I've pretty much taken the last week off, enjoying time with family and a distance away from writing and my novels. I'd all but come to the conclusion that Sasha will be a shelved novel, not finished, not fully realized, but I wanted to be sure. So while I had the time, I read it. (Yes, TikiBird, I know I said I wouldn't, but I did. I read it in my recliner, no pen in sight, no desire to edit on my mind.)
I was surprised to find scenes and dialog that made me laugh or that were perfect as is. I expected a lot rougher of a first draft, but the tension between the characters was real and believable and their conversations were witty. Shocking. Delightful.

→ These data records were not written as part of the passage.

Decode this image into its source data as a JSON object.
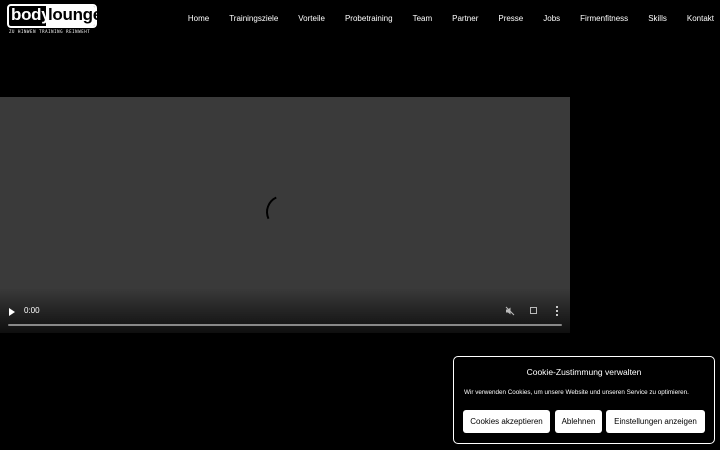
{
  "logo": {
    "part1": "body",
    "part2": "lounge",
    "tagline": "ZU HINWEN TRAINING REINWEHT"
  },
  "nav": {
    "items": [
      "Home",
      "Trainingsziele",
      "Vorteile",
      "Probetraining",
      "Team",
      "Partner",
      "Presse",
      "Jobs",
      "Firmenfitness",
      "Skills",
      "Kontakt"
    ]
  },
  "video": {
    "time": "0:00",
    "progress": 0
  },
  "cookie": {
    "title": "Cookie-Zustimmung verwalten",
    "text": "Wir verwenden Cookies, um unsere Website und unseren Service zu optimieren.",
    "accept_label": "Cookies akzeptieren",
    "deny_label": "Ablehnen",
    "settings_label": "Einstellungen anzeigen"
  }
}
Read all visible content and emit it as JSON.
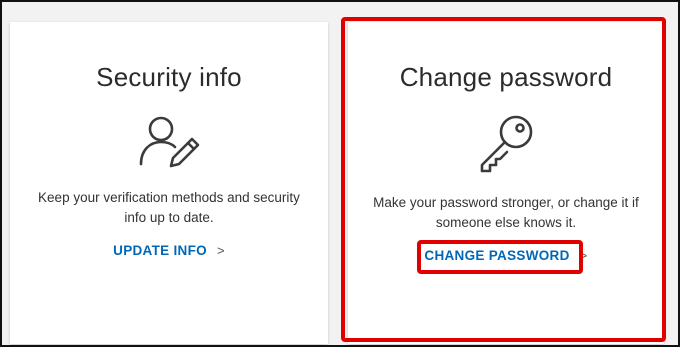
{
  "security_card": {
    "title": "Security info",
    "icon": "user-edit-icon",
    "description": "Keep your verification methods and security info up to date.",
    "link_label": "UPDATE INFO",
    "link_chevron": ">"
  },
  "password_card": {
    "title": "Change password",
    "icon": "key-icon",
    "description": "Make your password stronger, or change it if someone else knows it.",
    "link_label": "CHANGE PASSWORD",
    "link_chevron": ">"
  },
  "colors": {
    "link": "#0067b8",
    "highlight": "#e00000",
    "page_background": "#f2f2f2"
  }
}
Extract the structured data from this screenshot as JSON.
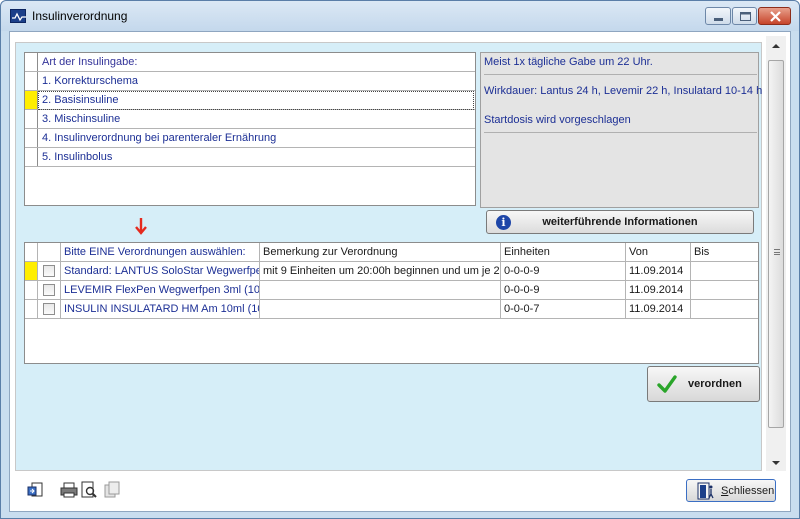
{
  "window": {
    "title": "Insulinverordnung",
    "minimize": "minimize",
    "maximize": "maximize",
    "close": "close"
  },
  "art": {
    "header": "Art der Insulingabe:",
    "items": [
      {
        "label": "1. Korrekturschema",
        "selected": false
      },
      {
        "label": "2. Basisinsuline",
        "selected": true
      },
      {
        "label": "3. Mischinsuline",
        "selected": false
      },
      {
        "label": "4. Insulinverordnung bei parenteraler Ernährung",
        "selected": false
      },
      {
        "label": "5. Insulinbolus",
        "selected": false
      }
    ]
  },
  "info": {
    "line1": "Meist 1x tägliche Gabe um 22 Uhr.",
    "line2": "Wirkdauer: Lantus 24 h, Levemir 22 h, Insulatard 10-14 h",
    "line3": "Startdosis wird vorgeschlagen",
    "button": "weiterführende Informationen"
  },
  "table": {
    "columns": [
      "Bitte EINE Verordnungen auswählen:",
      "Bemerkung zur Verordnung",
      "Einheiten",
      "Von",
      "Bis"
    ],
    "rows": [
      {
        "name": "Standard: LANTUS SoloStar Wegwerfpe",
        "remark": "mit 9 Einheiten um 20:00h beginnen und um je 2 Eir",
        "units": "0-0-0-9",
        "from": "11.09.2014",
        "to": "",
        "active": true
      },
      {
        "name": "LEVEMIR FlexPen  Wegwerfpen 3ml (100",
        "remark": "",
        "units": "0-0-0-9",
        "from": "11.09.2014",
        "to": "",
        "active": false
      },
      {
        "name": "INSULIN INSULATARD HM Am 10ml (100E",
        "remark": "",
        "units": "0-0-0-7",
        "from": "11.09.2014",
        "to": "",
        "active": false
      }
    ]
  },
  "buttons": {
    "verordnen": "verordnen",
    "close_label": "Schliessen"
  },
  "colors": {
    "panel_bg": "#d6eef8",
    "selection_marker": "#ffee00",
    "text_blue": "#1c2f95",
    "arrow_red": "#e52a1e",
    "check_green": "#2aa52a"
  }
}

Halfway through my reread, I thought maybe I was wrong. Maybe I could finish this novel. Visions of having two novels being queried at the same time danced in my head. I continued reading.

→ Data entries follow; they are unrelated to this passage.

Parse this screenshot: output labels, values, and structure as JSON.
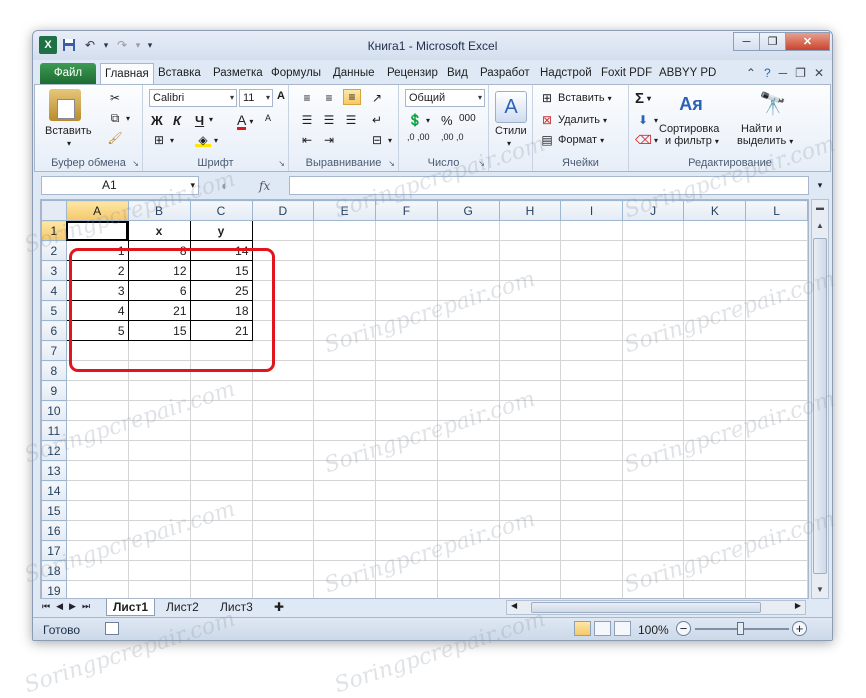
{
  "window": {
    "title": "Книга1 - Microsoft Excel",
    "controls": {
      "minimize": "─",
      "restore": "❐",
      "close": "✕"
    }
  },
  "qat": {
    "undo": "↶",
    "redo": "↷",
    "customize": "▾"
  },
  "tabs": [
    {
      "label": "Файл",
      "active": false
    },
    {
      "label": "Главная",
      "active": true
    },
    {
      "label": "Вставка",
      "active": false
    },
    {
      "label": "Разметка",
      "active": false
    },
    {
      "label": "Формулы",
      "active": false
    },
    {
      "label": "Данные",
      "active": false
    },
    {
      "label": "Рецензир",
      "active": false
    },
    {
      "label": "Вид",
      "active": false
    },
    {
      "label": "Разработ",
      "active": false
    },
    {
      "label": "Надстрой",
      "active": false
    },
    {
      "label": "Foxit PDF",
      "active": false
    },
    {
      "label": "ABBYY PD",
      "active": false
    }
  ],
  "ribbon": {
    "clipboard": {
      "label": "Буфер обмена",
      "paste": "Вставить"
    },
    "font": {
      "label": "Шрифт",
      "name": "Calibri",
      "size": "11",
      "bold": "Ж",
      "italic": "К",
      "underline": "Ч",
      "grow": "A",
      "shrink": "A"
    },
    "alignment": {
      "label": "Выравнивание"
    },
    "number": {
      "label": "Число",
      "format": "Общий",
      "percent": "%",
      "thousands": "000",
      "inc_dec": ",0 ,00",
      "dec_dec": ",00 ,0"
    },
    "styles": {
      "label": "Стили"
    },
    "cells": {
      "label": "Ячейки",
      "insert": "Вставить",
      "delete": "Удалить",
      "format": "Формат"
    },
    "editing": {
      "label": "Редактирование",
      "sum": "Σ",
      "sort_line1": "Сортировка",
      "sort_line2": "и фильтр",
      "find_line1": "Найти и",
      "find_line2": "выделить"
    }
  },
  "formula_bar": {
    "name_box": "A1",
    "fx": "fx",
    "value": ""
  },
  "columns": [
    "A",
    "B",
    "C",
    "D",
    "E",
    "F",
    "G",
    "H",
    "I",
    "J",
    "K",
    "L"
  ],
  "rows": [
    [
      "",
      "x",
      "y"
    ],
    [
      "1",
      "8",
      "14"
    ],
    [
      "2",
      "12",
      "15"
    ],
    [
      "3",
      "6",
      "25"
    ],
    [
      "4",
      "21",
      "18"
    ],
    [
      "5",
      "15",
      "21"
    ],
    [],
    [],
    [],
    [],
    [],
    [],
    [],
    [],
    [],
    [],
    [],
    [],
    []
  ],
  "row_numbers": [
    "1",
    "2",
    "3",
    "4",
    "5",
    "6",
    "7",
    "8",
    "9",
    "10",
    "11",
    "12",
    "13",
    "14",
    "15",
    "16",
    "17",
    "18",
    "19"
  ],
  "sheets": [
    {
      "label": "Лист1",
      "active": true
    },
    {
      "label": "Лист2",
      "active": false
    },
    {
      "label": "Лист3",
      "active": false
    }
  ],
  "status": {
    "ready": "Готово",
    "zoom": "100%",
    "zoom_out": "−",
    "zoom_in": "+"
  },
  "watermark": "Soringpcrepair.com",
  "colors": {
    "highlight": "#e0161c",
    "file_tab": "#2a7f41",
    "selection": "#f5c86a"
  }
}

Something happened about twenty pages from the end (of what I'd written), and I realized all over again that this was not the novel for me. I adored reading it. It is a novel I would have purchased, if written by someone else. But it wasn't a novel I wanted to write.

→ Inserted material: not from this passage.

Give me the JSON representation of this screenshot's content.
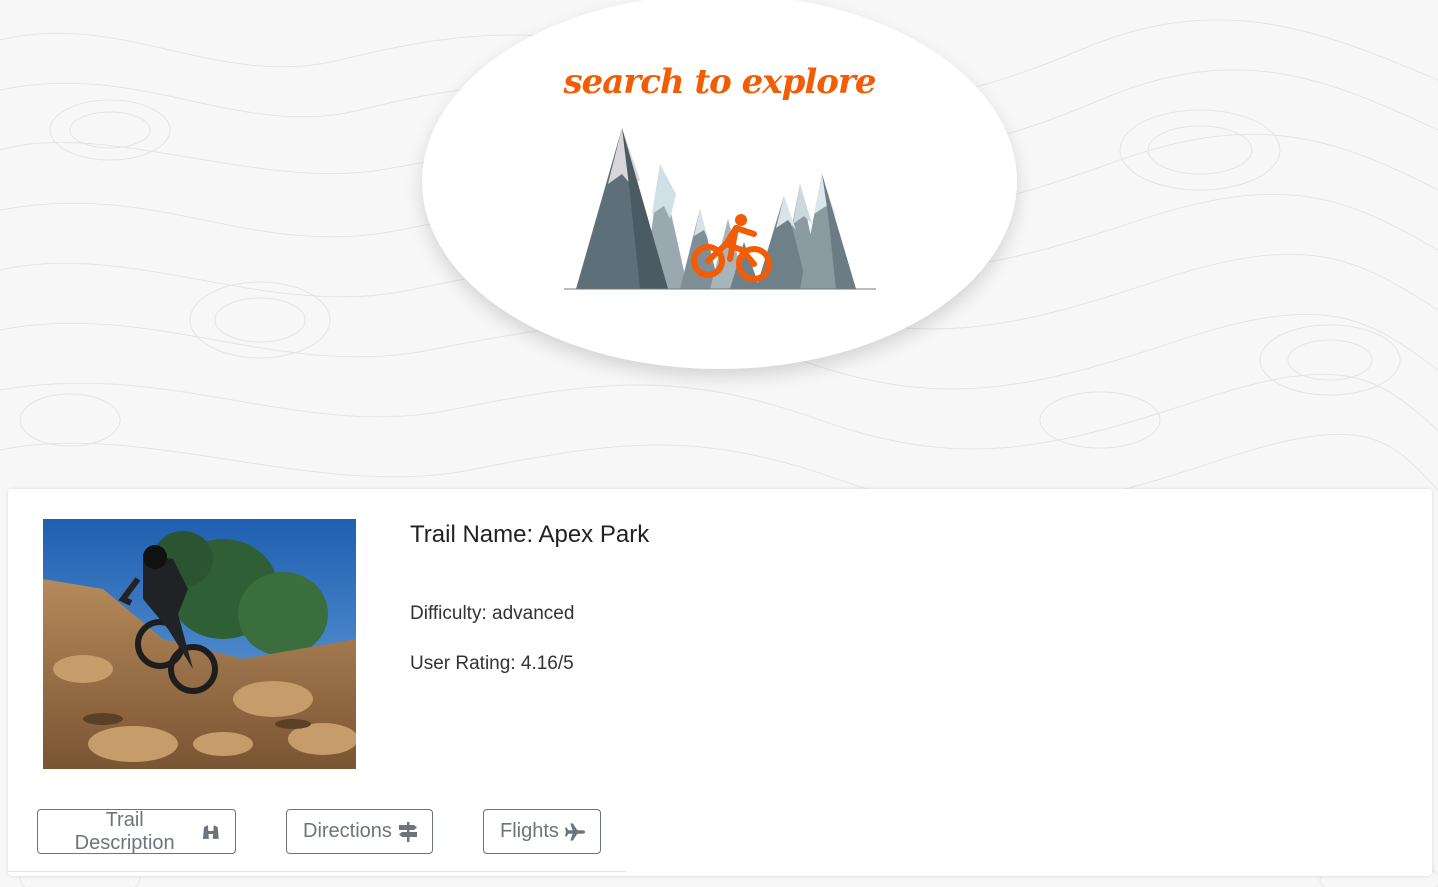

I told Cody, in a rare moment of complete honesty, that I wanted someone else to read what I'd written merely to stroke my ego with praise over how good some of those scenes are. That's a really shallow reason for me to want anyone to read anything. It's definitely not reason enough for me to continue writing. Or, if it's a reason, it's not the right one.
So my decision is final: I will be starting work on rewriting Areia after the new year (while querying Madison). I've taken down all storyboards of Sasha. I'm going to recycle the pages I printed. The files have been moved into the larger "Story Ideas" file. It was fun and it was good practice, but it wasn't right for me. As far as learning experiences go, it could have been a lot more painful.